I. Le due ignoranze; quale ignoranza non è colpevole. II. La duplice scienza e i tre modi del sapere, cioè l’ordine, l’attenzione, il fine. III. I cinque aspetti della finalità del conoscere; similitudine del cibo e della scienza. IV. Che cosa è bene che l’anima sappia prima di tutto; in quante cose essa sia scarsa; esortazione ai pigri.

I. 1. Eccomi a quanto avevo promesso; eccomi ai vostri desideri, eccomi anche a Dio, per rendergli il dovuto servizio. Come vedete, tre ragioni mi spingono a parlare: la fedeltà alla promessa, la carità fraterna e il timore del Signore. Se taccio la mia bocca mi condannerà. E se parlo? Veramente temo il medesimo giudizio se parlo e non taccio, e sarà ancora la mia bocca a condannarmi. Aiutatemi con le vostre preghiere, affinché possa sempre dire quel che si deve, e mettere in pratica le cose che dico. Voi sapete che oggi ci eravamo proposti di parlare dell’ignoranza, o piuttosto, delle ignoranze; poiché di due, se ben ricordate, si trattava: ignoranza di noi stessi e ignoranza di Dio; e abbiamo già avvertito che l’una e l’altra si devono evitare, perché entrambe sono degne di condanna. Rimane da spiegare questo con maggiore chiarezza, dandone una spiegazione più esauriente. Ma prima penso che ci si debba domandare se ogni ignoranza sia da condannare.
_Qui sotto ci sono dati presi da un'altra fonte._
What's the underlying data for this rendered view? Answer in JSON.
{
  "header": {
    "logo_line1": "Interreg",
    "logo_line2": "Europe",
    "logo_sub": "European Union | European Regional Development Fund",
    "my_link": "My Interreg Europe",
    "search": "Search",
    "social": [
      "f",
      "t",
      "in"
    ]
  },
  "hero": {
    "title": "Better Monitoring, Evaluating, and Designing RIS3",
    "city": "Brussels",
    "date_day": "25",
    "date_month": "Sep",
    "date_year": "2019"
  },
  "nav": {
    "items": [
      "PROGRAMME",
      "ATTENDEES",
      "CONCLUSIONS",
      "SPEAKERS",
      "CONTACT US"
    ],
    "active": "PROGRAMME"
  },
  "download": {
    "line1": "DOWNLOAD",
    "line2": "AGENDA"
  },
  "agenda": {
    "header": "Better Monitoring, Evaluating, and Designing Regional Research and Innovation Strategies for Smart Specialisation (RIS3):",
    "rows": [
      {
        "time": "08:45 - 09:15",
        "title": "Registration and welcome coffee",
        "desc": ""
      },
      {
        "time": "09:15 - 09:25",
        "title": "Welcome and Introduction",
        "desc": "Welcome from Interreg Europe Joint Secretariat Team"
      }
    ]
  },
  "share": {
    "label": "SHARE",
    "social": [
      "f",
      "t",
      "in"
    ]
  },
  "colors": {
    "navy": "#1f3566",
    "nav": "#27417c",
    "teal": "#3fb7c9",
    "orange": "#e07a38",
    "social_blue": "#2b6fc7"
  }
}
A me veramente sembra di no, perché non ogni ignoranza è causa di dannazione, e vi sono invece molte e innumerevoli cose che si possono ignorare senza pregiudizio della salvezza. Per esempio, se ignori l’arte del fabbro, o del carpentiere, o del muratore, o altro del genere, che vengono esercitate dagli uomini a uso della vita presente, costituisce forse questo un impedimento alla salvezza? Anche senza tutte quelle arti che si chiamano liberali,sebbene si imparino e si esercitino con studi più onorevoli e più utili, quanti uomini si sono salvati, piacendo a Dio con i costumi e con le opere: quanti ne enumera l’Apostolo nella lettera agli Ebrei, resi amati non dalla scienza delle lettere, ma dalla coscienza pura e dalla fede sincera. Tutti piacquero a Dio nella loro vita, e per merito della condotta, non della scienza. Pietro e Andrea, e i figli di Zebedeo, e tutti gli altri discepoli non furono chiamati dalla scuola dei retori o dei filosofi; e tuttavia il Salvatore per mezzo loro ha salvato il mondo. Non per la sapienza, quasi che in essi ve ne fosse più che in tutti gli altri, come un Santo ha potuto dire di se stesso, ma nella fede e nella mansuetudine li ha fatti salvi, e anche santi, e anche maestri. Difatti fecero conoscere al mondo le vie della vita non con sublimi discorsi o con parole piene di sapienza umana, ma come piacque a Dio, che volle salvare i credenti con la stoltezza della loro predicazione, perché il mondo con la sua sapienza non lo conobbe.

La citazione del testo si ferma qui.